The TME constitutes a dynamic ecosystem wherein intercellular communication networks orchestrate oncogenic progression. Based on the above findings, we further utilized CellCall analysis to reveal the intercellular communication network. By integrating transcriptomic co-expression modules with ligand-receptor interactome profiling, we mapped context-specific signaling axes. Cellcall analysis revealed SFRP2+ fibroblasts as dominant communicators in BC, exhibiting elevated interaction strengths (Figure 5A). Ligand-receptor pair analysis identified WNT2B-FZD7 and NECTIN4-NECTIN2 as primary mediators of SFRP2+ fibroblast-malignant cell crosstalk in BC (Figure 5B). Downstream pathway enrichment demonstrated predominant activation of PI3K-AKT signaling, focal adhesion, EGFR tyrosine kinase inhibitor resistance, and adherens junction pathways (Figure 5C). In TC, SFRP2+ fibroblasts similarly demonstrated heightened communication centrality (Figure 5D), with distinct ligand-receptor pairs including EFNA4-EPHA3, EFNA1-EPHA3, JAG1-NOTCH3, and EFNA4-EPHA2 (Figure 5E). Functional annotation uncovered enrichment of Wnt/β-catenin signaling, MAPK signaling pathway, EGFR inhibitor resistance, and estrogen response pathways (Figure 5F).
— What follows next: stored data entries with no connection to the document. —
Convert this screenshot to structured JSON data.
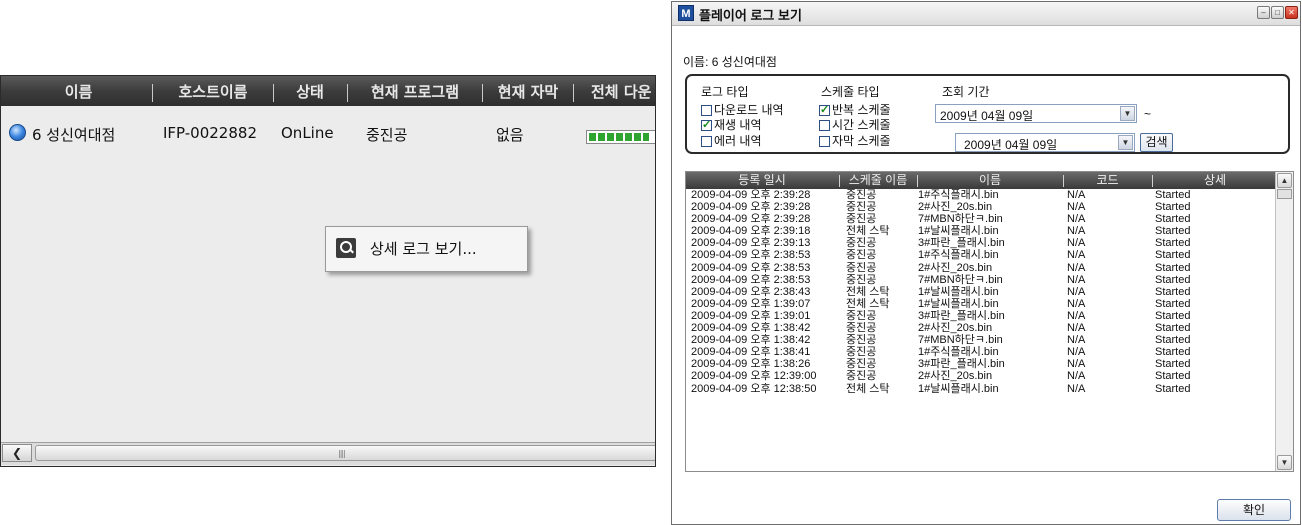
{
  "left_panel": {
    "columns": [
      "이름",
      "호스트이름",
      "상태",
      "현재 프로그램",
      "현재 자막",
      "전체 다운"
    ],
    "row": {
      "name": "6 성신여대점",
      "host": "IFP-0022882",
      "status": "OnLine",
      "program": "중진공",
      "subtitle": "없음",
      "icon": "globe-icon"
    },
    "context_menu": {
      "item": "상세 로그 보기..."
    }
  },
  "dialog": {
    "title": "플레이어 로그 보기",
    "app_icon": "M",
    "site_line": "이름: 6 성신여대점",
    "filters": {
      "log_type_label": "로그 타입",
      "schedule_type_label": "스케줄 타입",
      "period_label": "조회 기간",
      "log_types": [
        {
          "label": "다운로드 내역",
          "checked": false
        },
        {
          "label": "재생 내역",
          "checked": true
        },
        {
          "label": "에러 내역",
          "checked": false
        }
      ],
      "schedule_types": [
        {
          "label": "반복 스케줄",
          "checked": true
        },
        {
          "label": "시간 스케줄",
          "checked": false
        },
        {
          "label": "자막 스케줄",
          "checked": false
        }
      ],
      "date_from": "2009년 04월 09일",
      "date_to": "2009년 04월 09일",
      "tilde": "~",
      "search_label": "검색"
    },
    "table": {
      "headers": [
        "등록 일시",
        "스케줄 이름",
        "이름",
        "코드",
        "상세"
      ],
      "rows": [
        [
          "2009-04-09 오후 2:39:28",
          "중진공",
          "1#주식플래시.bin",
          "N/A",
          "Started"
        ],
        [
          "2009-04-09 오후 2:39:28",
          "중진공",
          "2#사진_20s.bin",
          "N/A",
          "Started"
        ],
        [
          "2009-04-09 오후 2:39:28",
          "중진공",
          "7#MBN하단ㅋ.bin",
          "N/A",
          "Started"
        ],
        [
          "2009-04-09 오후 2:39:18",
          "전체 스탁",
          "1#날씨플래시.bin",
          "N/A",
          "Started"
        ],
        [
          "2009-04-09 오후 2:39:13",
          "중진공",
          "3#파란_플래시.bin",
          "N/A",
          "Started"
        ],
        [
          "2009-04-09 오후 2:38:53",
          "중진공",
          "1#주식플래시.bin",
          "N/A",
          "Started"
        ],
        [
          "2009-04-09 오후 2:38:53",
          "중진공",
          "2#사진_20s.bin",
          "N/A",
          "Started"
        ],
        [
          "2009-04-09 오후 2:38:53",
          "중진공",
          "7#MBN하단ㅋ.bin",
          "N/A",
          "Started"
        ],
        [
          "2009-04-09 오후 2:38:43",
          "전체 스탁",
          "1#날씨플래시.bin",
          "N/A",
          "Started"
        ],
        [
          "2009-04-09 오후 1:39:07",
          "전체 스탁",
          "1#날씨플래시.bin",
          "N/A",
          "Started"
        ],
        [
          "2009-04-09 오후 1:39:01",
          "중진공",
          "3#파란_플래시.bin",
          "N/A",
          "Started"
        ],
        [
          "2009-04-09 오후 1:38:42",
          "중진공",
          "2#사진_20s.bin",
          "N/A",
          "Started"
        ],
        [
          "2009-04-09 오후 1:38:42",
          "중진공",
          "7#MBN하단ㅋ.bin",
          "N/A",
          "Started"
        ],
        [
          "2009-04-09 오후 1:38:41",
          "중진공",
          "1#주식플래시.bin",
          "N/A",
          "Started"
        ],
        [
          "2009-04-09 오후 1:38:26",
          "중진공",
          "3#파란_플래시.bin",
          "N/A",
          "Started"
        ],
        [
          "2009-04-09 오후 12:39:00",
          "중진공",
          "2#사진_20s.bin",
          "N/A",
          "Started"
        ],
        [
          "2009-04-09 오후 12:38:50",
          "전체 스탁",
          "1#날씨플래시.bin",
          "N/A",
          "Started"
        ]
      ]
    },
    "ok_label": "확인"
  }
}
These findings further confirm that SFRP2⁺ fibroblasts play a core regulatory role in the TME of both cancer types through distinct signaling axes.

Figure 5

Figure 5. Tumor microenvironment and cell communication. (A) Cell-cell communication dynamics were mapped by integrating ligand-receptor co-expression patterns with Bayesian inference algorithms to quantify interaction likelihoods in BC. (B) The analysis of the receptor-ligand interaction in BC. (C) The analysis of the target gene pathway in BC. (D) Cell-cell communication dynamics were mapped by integrating ligand-receptor co-expression patterns with Bayesian inference algorithms to quantify interaction likelihoods in TC. (E) The analysis of the receptor-ligand interaction in TC. (F) The analysis of the target gene pathway in TC.
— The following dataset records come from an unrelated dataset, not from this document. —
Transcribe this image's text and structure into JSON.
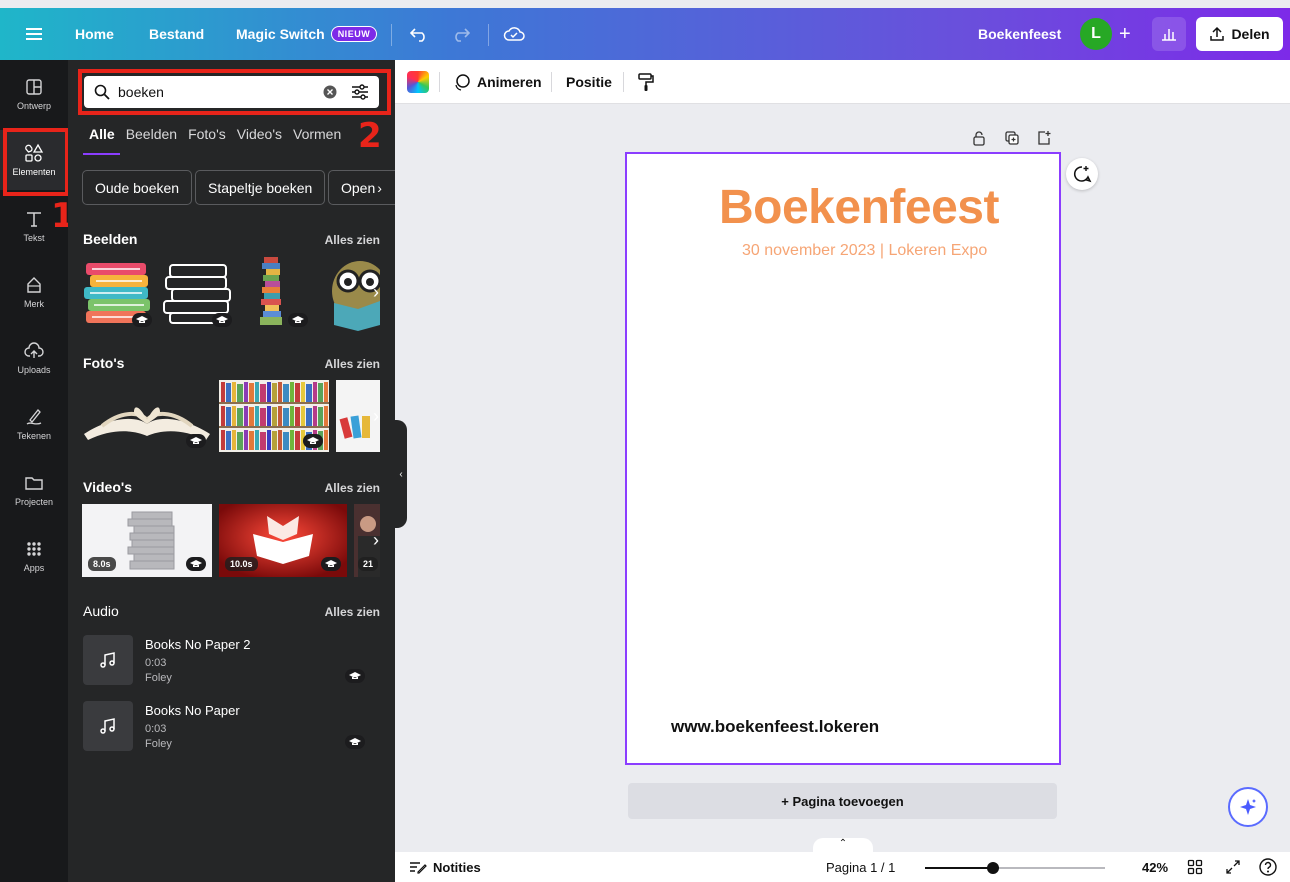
{
  "topbar": {
    "menu_icon": "hamburger-icon",
    "home": "Home",
    "file": "Bestand",
    "magic_switch": "Magic Switch",
    "magic_badge": "NIEUW",
    "design_title": "Boekenfeest",
    "avatar_letter": "L",
    "share": "Delen",
    "gradient_start": "#1fb6c9",
    "gradient_end": "#7d2ae8"
  },
  "rail": {
    "items": [
      {
        "label": "Ontwerp",
        "icon": "layout-icon"
      },
      {
        "label": "Elementen",
        "icon": "shapes-icon"
      },
      {
        "label": "Tekst",
        "icon": "text-icon"
      },
      {
        "label": "Merk",
        "icon": "brand-icon"
      },
      {
        "label": "Uploads",
        "icon": "cloud-upload-icon"
      },
      {
        "label": "Tekenen",
        "icon": "draw-icon"
      },
      {
        "label": "Projecten",
        "icon": "folder-icon"
      },
      {
        "label": "Apps",
        "icon": "apps-grid-icon"
      }
    ]
  },
  "annotations": {
    "one": "1",
    "two": "2",
    "color": "#e8241a"
  },
  "panel": {
    "search_value": "boeken",
    "tabs": [
      "Alle",
      "Beelden",
      "Foto's",
      "Video's",
      "Vormen"
    ],
    "chips": [
      "Oude boeken",
      "Stapeltje boeken",
      "Open"
    ],
    "sections": {
      "images": {
        "title": "Beelden",
        "link": "Alles zien"
      },
      "photos": {
        "title": "Foto's",
        "link": "Alles zien"
      },
      "videos": {
        "title": "Video's",
        "link": "Alles zien",
        "durations": [
          "8.0s",
          "10.0s",
          "21"
        ]
      },
      "audio": {
        "title": "Audio",
        "link": "Alles zien"
      }
    },
    "audio_items": [
      {
        "title": "Books No Paper 2",
        "duration": "0:03",
        "artist": "Foley"
      },
      {
        "title": "Books No Paper",
        "duration": "0:03",
        "artist": "Foley"
      }
    ]
  },
  "toolbar": {
    "animate": "Animeren",
    "position": "Positie"
  },
  "canvas": {
    "title": "Boekenfeest",
    "subtitle": "30 november 2023 | Lokeren Expo",
    "url": "www.boekenfeest.lokeren",
    "add_page": "+ Pagina toevoegen",
    "title_color": "#f2914d",
    "selection_color": "#8b3dff"
  },
  "footer": {
    "notes": "Notities",
    "page_indicator": "Pagina 1 / 1",
    "zoom": "42%",
    "zoom_level": 0.42
  }
}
Construction and validation of an integrin-related signature via machine learning algorithms

To develop a cross-cancer prognostic model, we systematically evaluated 101 machine learning algorithms. The top 12 models (ranked by mean concordance C-index) consistently incorporated GBM, StepCox, RSF, or hybrid parameterizations thereof. Notably, most of models demonstrated AUC > 0.76 in ROC analysis, with the top three exhibiting mean C-indices of 0.8 (Figures 6A, B). The backward elimination Cox model was prioritized for validation due to its parsimony and stability. Multi-cohort survival analysis confirmed significantly reduced overall survival in high-risk versus low-risk patients (Figure 6C). Comparative immune deconvolution across six algorithms revealed pronounced immunosuppression in high-risk tumors (Figure 6D). These results collectively establish the robust prognostic performance of our model and underscore its potential utility in guiding patient stratification for targeted immunotherapy.

Figure 6

Figure 6. Construction and validation of an integrin-related signature via machine learning algorithms. (A) A total of 101 prediction models were developed across a tenfold cross-validation framework, and the C-index for each model was calculated for all the validation datasets. (B) The C-index for RSF. (C) Survival curves based on the risk model constructed with the training dataset, TCGA cohort, GSE88770 cohort, and GSE21653 cohort. (D) Immune cell analysis based on riskscore.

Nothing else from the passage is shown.